Il est très facile à trouver, selon notre président. Ainsi à un horticulteur au chômage il vient de dire lors des dernières journées du patrimoine dans les jardins de l’Élysée : « Du travail, je traverse la rue, je vous en trouve. » Il lui a conseillé de se reconvertir dans l’hôtellerie, la restauration ou le bâtiment. Et il a ajouté : « Ils veulent simplement des gens qui sont prêts à travailler. Avec les contraintes du métier. » (Source : m.leparisien.fr, 16/09/2018)
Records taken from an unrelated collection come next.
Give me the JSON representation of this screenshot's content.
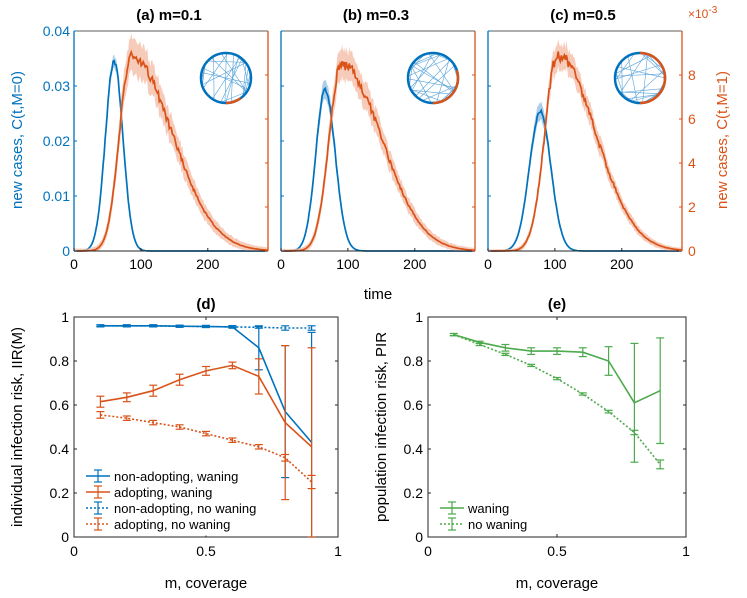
{
  "colors": {
    "blue": "#0072BD",
    "blue_band": "#9DC6E6",
    "orange": "#D95319",
    "orange_band": "#F4B9A1",
    "green": "#4DAA4D",
    "axis": "#262626"
  },
  "top_panels": {
    "shared_xlabel": "time",
    "left_ylabel": "new cases, C(t,M=0)",
    "right_ylabel": "new cases, C(t,M=1)",
    "right_exponent_base": "×10",
    "right_exponent_power": "-3",
    "xticks": [
      "0",
      "100",
      "200"
    ],
    "left_yticks": [
      "0",
      "0.01",
      "0.02",
      "0.03",
      "0.04"
    ],
    "right_yticks": [
      "0",
      "2",
      "4",
      "6",
      "8"
    ]
  },
  "bottom_panels": {
    "d": {
      "title": "(d)",
      "xlabel": "m, coverage",
      "ylabel": "individual infection risk, IIR(M)",
      "xticks": [
        "0",
        "0.5",
        "1"
      ],
      "yticks": [
        "0",
        "0.2",
        "0.4",
        "0.6",
        "0.8",
        "1"
      ],
      "legend": [
        "non-adopting, waning",
        "adopting, waning",
        "non-adopting, no waning",
        "adopting, no waning"
      ]
    },
    "e": {
      "title": "(e)",
      "xlabel": "m, coverage",
      "ylabel": "population infection risk, PIR",
      "xticks": [
        "0",
        "0.5",
        "1"
      ],
      "yticks": [
        "0",
        "0.2",
        "0.4",
        "0.6",
        "0.8",
        "1"
      ],
      "legend": [
        "waning",
        "no waning"
      ]
    }
  },
  "chart_data": [
    {
      "type": "line",
      "panel": "a",
      "title": "(a) m=0.1",
      "xlabel": "time",
      "ylabel": "new cases, C(t,M=0)",
      "y2label": "new cases, C(t,M=1) (×10^-3)",
      "xlim": [
        0,
        290
      ],
      "ylim": [
        0,
        0.04
      ],
      "y2lim": [
        0,
        0.01
      ],
      "series": [
        {
          "name": "C(t,M=0)",
          "axis": "left",
          "color": "blue",
          "peak_time": 60,
          "peak_value": 0.0345,
          "rise_width": 13,
          "fall_width": 13,
          "band": 0.0012
        },
        {
          "name": "C(t,M=1)",
          "axis": "right",
          "color": "orange",
          "peak_time": 85,
          "peak_value": 0.0088,
          "rise_width": 17,
          "fall_width": 62,
          "band": 0.0007
        }
      ]
    },
    {
      "type": "line",
      "panel": "b",
      "title": "(b) m=0.3",
      "xlabel": "time",
      "ylabel": "new cases, C(t,M=0)",
      "y2label": "new cases, C(t,M=1) (×10^-3)",
      "xlim": [
        0,
        290
      ],
      "ylim": [
        0,
        0.04
      ],
      "y2lim": [
        0,
        0.01
      ],
      "series": [
        {
          "name": "C(t,M=0)",
          "axis": "left",
          "color": "blue",
          "peak_time": 66,
          "peak_value": 0.0293,
          "rise_width": 14,
          "fall_width": 15,
          "band": 0.0018
        },
        {
          "name": "C(t,M=1)",
          "axis": "right",
          "color": "orange",
          "peak_time": 90,
          "peak_value": 0.0085,
          "rise_width": 18,
          "fall_width": 60,
          "band": 0.0006
        }
      ]
    },
    {
      "type": "line",
      "panel": "c",
      "title": "(c) m=0.5",
      "xlabel": "time",
      "ylabel": "new cases, C(t,M=0)",
      "y2label": "new cases, C(t,M=1) (×10^-3)",
      "xlim": [
        0,
        290
      ],
      "ylim": [
        0,
        0.04
      ],
      "y2lim": [
        0,
        0.01
      ],
      "series": [
        {
          "name": "C(t,M=0)",
          "axis": "left",
          "color": "blue",
          "peak_time": 78,
          "peak_value": 0.0253,
          "rise_width": 16,
          "fall_width": 16,
          "band": 0.0016
        },
        {
          "name": "C(t,M=1)",
          "axis": "right",
          "color": "orange",
          "peak_time": 104,
          "peak_value": 0.0089,
          "rise_width": 19,
          "fall_width": 57,
          "band": 0.0005
        }
      ]
    },
    {
      "type": "line",
      "panel": "d",
      "title": "(d)",
      "xlabel": "m, coverage",
      "ylabel": "individual infection risk, IIR(M)",
      "xlim": [
        0,
        1
      ],
      "ylim": [
        0,
        1
      ],
      "x": [
        0.1,
        0.2,
        0.3,
        0.4,
        0.5,
        0.6,
        0.7,
        0.8,
        0.9
      ],
      "series": [
        {
          "name": "non-adopting, waning",
          "color": "blue",
          "dash": false,
          "values": [
            0.96,
            0.96,
            0.96,
            0.958,
            0.957,
            0.955,
            0.86,
            0.57,
            0.43
          ],
          "err": [
            0.005,
            0.005,
            0.005,
            0.005,
            0.005,
            0.006,
            0.1,
            0.3,
            0.5
          ]
        },
        {
          "name": "adopting, waning",
          "color": "orange",
          "dash": false,
          "values": [
            0.615,
            0.635,
            0.665,
            0.715,
            0.755,
            0.78,
            0.73,
            0.52,
            0.41
          ],
          "err": [
            0.025,
            0.02,
            0.025,
            0.025,
            0.02,
            0.015,
            0.08,
            0.35,
            0.45
          ]
        },
        {
          "name": "non-adopting, no waning",
          "color": "blue",
          "dash": true,
          "values": [
            0.96,
            0.96,
            0.96,
            0.958,
            0.957,
            0.955,
            0.953,
            0.95,
            0.95
          ],
          "err": [
            0.003,
            0.003,
            0.003,
            0.003,
            0.003,
            0.003,
            0.004,
            0.01,
            0.01
          ]
        },
        {
          "name": "adopting, no waning",
          "color": "orange",
          "dash": true,
          "values": [
            0.555,
            0.54,
            0.52,
            0.5,
            0.47,
            0.44,
            0.41,
            0.36,
            0.25
          ],
          "err": [
            0.015,
            0.01,
            0.01,
            0.01,
            0.01,
            0.01,
            0.01,
            0.015,
            0.03
          ]
        }
      ]
    },
    {
      "type": "line",
      "panel": "e",
      "title": "(e)",
      "xlabel": "m, coverage",
      "ylabel": "population infection risk, PIR",
      "xlim": [
        0,
        1
      ],
      "ylim": [
        0,
        1
      ],
      "x": [
        0.1,
        0.2,
        0.3,
        0.4,
        0.5,
        0.6,
        0.7,
        0.8,
        0.9
      ],
      "series": [
        {
          "name": "waning",
          "color": "green",
          "dash": false,
          "values": [
            0.92,
            0.885,
            0.86,
            0.845,
            0.845,
            0.84,
            0.8,
            0.61,
            0.665
          ],
          "err": [
            0.005,
            0.005,
            0.015,
            0.015,
            0.015,
            0.02,
            0.065,
            0.27,
            0.24
          ]
        },
        {
          "name": "no waning",
          "color": "green",
          "dash": true,
          "values": [
            0.92,
            0.875,
            0.83,
            0.78,
            0.72,
            0.65,
            0.57,
            0.475,
            0.33
          ],
          "err": [
            0.005,
            0.005,
            0.005,
            0.005,
            0.005,
            0.005,
            0.006,
            0.01,
            0.02
          ]
        }
      ]
    }
  ]
}
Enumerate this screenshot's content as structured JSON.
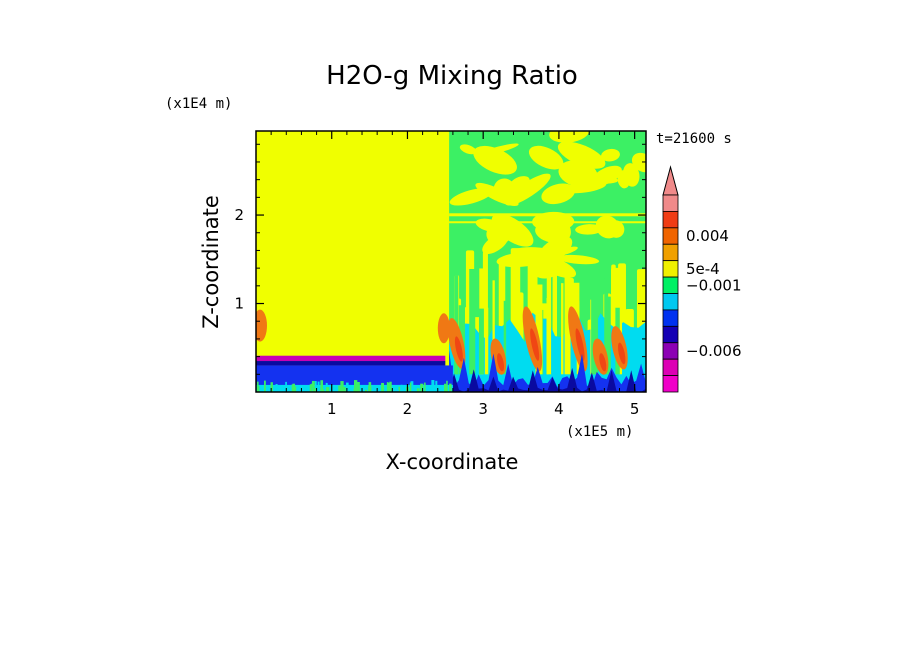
{
  "chart_data": {
    "type": "heatmap",
    "title": "H2O-g Mixing Ratio",
    "time_label": "t=21600 s",
    "xlabel": "X-coordinate",
    "ylabel": "Z-coordinate",
    "x_scale_label": "(x1E5 m)",
    "y_scale_label": "(x1E4 m)",
    "xlim": [
      0,
      5.15
    ],
    "ylim": [
      0,
      2.95
    ],
    "x_ticks": [
      "1",
      "2",
      "3",
      "4",
      "5"
    ],
    "x_tick_values": [
      1,
      2,
      3,
      4,
      5
    ],
    "y_ticks": [
      "1",
      "2"
    ],
    "y_tick_values": [
      1,
      2
    ],
    "colorbar": {
      "levels_top_to_bottom": [
        "#f08a8a",
        "#f03c14",
        "#f06400",
        "#f0a000",
        "#f0f000",
        "#00f064",
        "#00c8f0",
        "#0032f0",
        "#1400b4",
        "#8c00b4",
        "#dc00b4",
        "#f000c8"
      ],
      "labels": [
        {
          "text": "0.004",
          "level_index": 2
        },
        {
          "text": "5e-4",
          "level_index": 4
        },
        {
          "text": "−0.001",
          "level_index": 5
        },
        {
          "text": "−0.006",
          "level_index": 9
        }
      ]
    },
    "field_colors": {
      "yellow": "#f0ff00",
      "green": "#3cf064",
      "cyan": "#00dcf0",
      "blue": "#1432f0",
      "navy": "#0a0aa0",
      "magenta": "#c800b4",
      "orange": "#f07814",
      "red": "#f04614"
    }
  }
}
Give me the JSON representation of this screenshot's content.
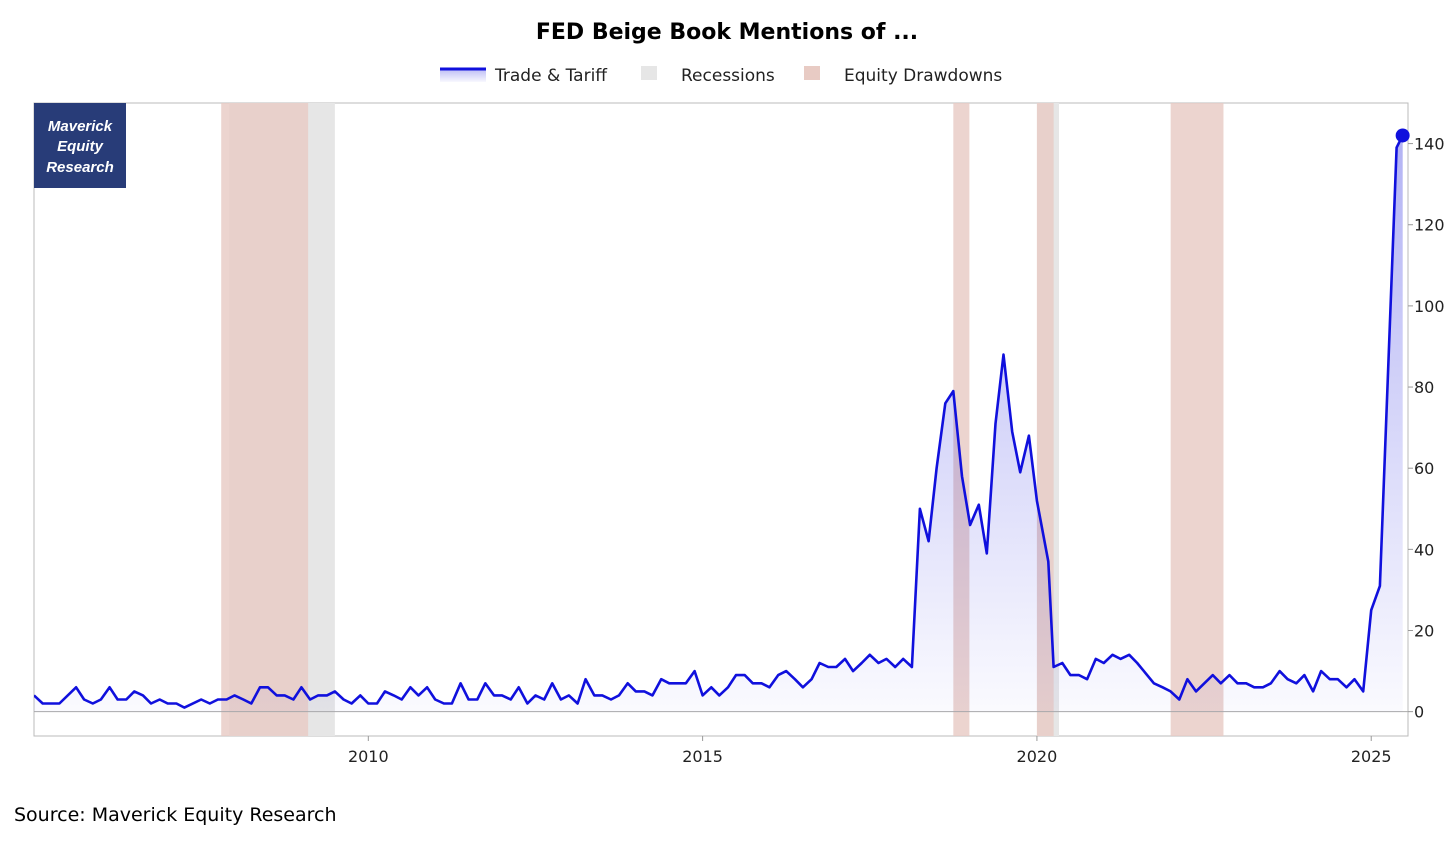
{
  "colors": {
    "line": "#1010dd",
    "recession": "#e6e6e6",
    "drawdown": "#e8cbc4",
    "logo_bg": "#283c78",
    "axis": "#bbbbbb"
  },
  "logo": {
    "lines": [
      "Maverick",
      "Equity",
      "Research"
    ]
  },
  "source": "Source: Maverick Equity Research",
  "chart_data": {
    "type": "line",
    "title": "FED Beige Book Mentions of ...",
    "xlabel": "",
    "ylabel": "",
    "xlim": [
      2005.0,
      2025.55
    ],
    "ylim": [
      -6,
      150
    ],
    "x_ticks": [
      2010,
      2015,
      2020,
      2025
    ],
    "y_ticks": [
      0,
      20,
      40,
      60,
      80,
      100,
      120,
      140
    ],
    "y_axis_position": "right",
    "grid": false,
    "legend": {
      "placement": "top-center",
      "items": [
        {
          "key": "trade",
          "label": "Trade & Tariff",
          "kind": "line"
        },
        {
          "key": "recession",
          "label": "Recessions",
          "kind": "box"
        },
        {
          "key": "drawdown",
          "label": "Equity Drawdowns",
          "kind": "box"
        }
      ]
    },
    "recessions": [
      [
        2007.92,
        2009.5
      ],
      [
        2020.0,
        2020.33
      ]
    ],
    "drawdowns": [
      [
        2007.8,
        2009.1
      ],
      [
        2018.75,
        2018.99
      ],
      [
        2020.0,
        2020.25
      ],
      [
        2022.0,
        2022.79
      ]
    ],
    "series": [
      {
        "name": "Trade & Tariff",
        "area_fill": true,
        "end_marker": true,
        "points": [
          [
            2005.0,
            4
          ],
          [
            2005.13,
            2
          ],
          [
            2005.38,
            2
          ],
          [
            2005.63,
            6
          ],
          [
            2005.75,
            3
          ],
          [
            2005.88,
            2
          ],
          [
            2006.0,
            3
          ],
          [
            2006.13,
            6
          ],
          [
            2006.25,
            3
          ],
          [
            2006.38,
            3
          ],
          [
            2006.5,
            5
          ],
          [
            2006.63,
            4
          ],
          [
            2006.75,
            2
          ],
          [
            2006.88,
            3
          ],
          [
            2007.0,
            2
          ],
          [
            2007.13,
            2
          ],
          [
            2007.25,
            1
          ],
          [
            2007.5,
            3
          ],
          [
            2007.63,
            2
          ],
          [
            2007.75,
            3
          ],
          [
            2007.88,
            3
          ],
          [
            2008.0,
            4
          ],
          [
            2008.13,
            3
          ],
          [
            2008.25,
            2
          ],
          [
            2008.38,
            6
          ],
          [
            2008.5,
            6
          ],
          [
            2008.63,
            4
          ],
          [
            2008.75,
            4
          ],
          [
            2008.88,
            3
          ],
          [
            2009.0,
            6
          ],
          [
            2009.13,
            3
          ],
          [
            2009.25,
            4
          ],
          [
            2009.38,
            4
          ],
          [
            2009.5,
            5
          ],
          [
            2009.63,
            3
          ],
          [
            2009.75,
            2
          ],
          [
            2009.88,
            4
          ],
          [
            2010.0,
            2
          ],
          [
            2010.13,
            2
          ],
          [
            2010.25,
            5
          ],
          [
            2010.38,
            4
          ],
          [
            2010.5,
            3
          ],
          [
            2010.63,
            6
          ],
          [
            2010.75,
            4
          ],
          [
            2010.88,
            6
          ],
          [
            2011.0,
            3
          ],
          [
            2011.13,
            2
          ],
          [
            2011.25,
            2
          ],
          [
            2011.38,
            7
          ],
          [
            2011.5,
            3
          ],
          [
            2011.63,
            3
          ],
          [
            2011.75,
            7
          ],
          [
            2011.88,
            4
          ],
          [
            2012.0,
            4
          ],
          [
            2012.13,
            3
          ],
          [
            2012.25,
            6
          ],
          [
            2012.38,
            2
          ],
          [
            2012.5,
            4
          ],
          [
            2012.63,
            3
          ],
          [
            2012.75,
            7
          ],
          [
            2012.88,
            3
          ],
          [
            2013.0,
            4
          ],
          [
            2013.13,
            2
          ],
          [
            2013.25,
            8
          ],
          [
            2013.38,
            4
          ],
          [
            2013.5,
            4
          ],
          [
            2013.63,
            3
          ],
          [
            2013.75,
            4
          ],
          [
            2013.88,
            7
          ],
          [
            2014.0,
            5
          ],
          [
            2014.13,
            5
          ],
          [
            2014.25,
            4
          ],
          [
            2014.38,
            8
          ],
          [
            2014.5,
            7
          ],
          [
            2014.63,
            7
          ],
          [
            2014.75,
            7
          ],
          [
            2014.88,
            10
          ],
          [
            2015.0,
            4
          ],
          [
            2015.13,
            6
          ],
          [
            2015.25,
            4
          ],
          [
            2015.38,
            6
          ],
          [
            2015.5,
            9
          ],
          [
            2015.63,
            9
          ],
          [
            2015.75,
            7
          ],
          [
            2015.88,
            7
          ],
          [
            2016.0,
            6
          ],
          [
            2016.13,
            9
          ],
          [
            2016.25,
            10
          ],
          [
            2016.38,
            8
          ],
          [
            2016.5,
            6
          ],
          [
            2016.63,
            8
          ],
          [
            2016.75,
            12
          ],
          [
            2016.88,
            11
          ],
          [
            2017.0,
            11
          ],
          [
            2017.13,
            13
          ],
          [
            2017.25,
            10
          ],
          [
            2017.38,
            12
          ],
          [
            2017.5,
            14
          ],
          [
            2017.63,
            12
          ],
          [
            2017.75,
            13
          ],
          [
            2017.88,
            11
          ],
          [
            2018.0,
            13
          ],
          [
            2018.13,
            11
          ],
          [
            2018.25,
            50
          ],
          [
            2018.38,
            42
          ],
          [
            2018.5,
            60
          ],
          [
            2018.63,
            76
          ],
          [
            2018.75,
            79
          ],
          [
            2018.88,
            58
          ],
          [
            2019.0,
            46
          ],
          [
            2019.13,
            51
          ],
          [
            2019.25,
            39
          ],
          [
            2019.38,
            71
          ],
          [
            2019.5,
            88
          ],
          [
            2019.63,
            69
          ],
          [
            2019.75,
            59
          ],
          [
            2019.88,
            68
          ],
          [
            2020.0,
            52
          ],
          [
            2020.17,
            37
          ],
          [
            2020.25,
            11
          ],
          [
            2020.38,
            12
          ],
          [
            2020.5,
            9
          ],
          [
            2020.63,
            9
          ],
          [
            2020.75,
            8
          ],
          [
            2020.88,
            13
          ],
          [
            2021.0,
            12
          ],
          [
            2021.13,
            14
          ],
          [
            2021.25,
            13
          ],
          [
            2021.38,
            14
          ],
          [
            2021.5,
            12
          ],
          [
            2021.75,
            7
          ],
          [
            2021.88,
            6
          ],
          [
            2022.0,
            5
          ],
          [
            2022.13,
            3
          ],
          [
            2022.25,
            8
          ],
          [
            2022.38,
            5
          ],
          [
            2022.63,
            9
          ],
          [
            2022.75,
            7
          ],
          [
            2022.88,
            9
          ],
          [
            2023.0,
            7
          ],
          [
            2023.13,
            7
          ],
          [
            2023.25,
            6
          ],
          [
            2023.38,
            6
          ],
          [
            2023.5,
            7
          ],
          [
            2023.63,
            10
          ],
          [
            2023.75,
            8
          ],
          [
            2023.88,
            7
          ],
          [
            2024.0,
            9
          ],
          [
            2024.13,
            5
          ],
          [
            2024.25,
            10
          ],
          [
            2024.38,
            8
          ],
          [
            2024.5,
            8
          ],
          [
            2024.63,
            6
          ],
          [
            2024.75,
            8
          ],
          [
            2024.88,
            5
          ],
          [
            2025.0,
            25
          ],
          [
            2025.13,
            31
          ],
          [
            2025.38,
            139
          ],
          [
            2025.47,
            142
          ]
        ]
      }
    ]
  }
}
Autrement dit, si les gens restent chômeurs, c’est qu’ils ne veulent pas travailler à n’importe quel prix : c’est donc de leur faute. Le président ne s’est pas interrogé sur le déclassement manifeste que présente le fait d’accepter n’importe quel métier, par rapport à la formation qu’on a reçue et aux compétences que l’on possède. Non, le meilleur moyen de faire baisser la courbe du chômage est de faire que les chômeurs acceptent tout emploi qui leur est proposé, indépendamment de leurs souhaits et de leur valeur personnelle.
On reste sidéré devant tant de morgue et de dédain pour les gens en difficulté. Cela cadre parfaitement d’ailleurs avec ses propos antérieurs sur le « pognon de dingue » des aides sociales, ou les « Gaulois réfractaires ». Le rôle d’un président est pourtant d’unifier la nation, et non pas de la diviser par des anathèmes qui procèdent d’un évident mépris de classe.
La moindre des choses quand on travaille, me semble-t-il, est d’y trouver une gratification, souvent moins pécuniaire d’ailleurs que morale. Quelle reconnaissance rencontrera celui à qui on a imposé un travail qui ne lui convient pas ? Quel plaisir aura-t-il de le faire, et quel épanouissement ? Quelle image de soi aura-t-il ? On peut bien lui dire qu’il faut faire marcher l’économie, de toute façon. Mais peu lui importe, si pour ce qui le concerne sa propre dignité est bafouée. C’est au travail de le servir, et non à lui d’en être l’esclave. On peut dire du travail ce que l’Évangile dit du sabbat : Le travail est fait pour l’homme et non pas l’homme pour le travail.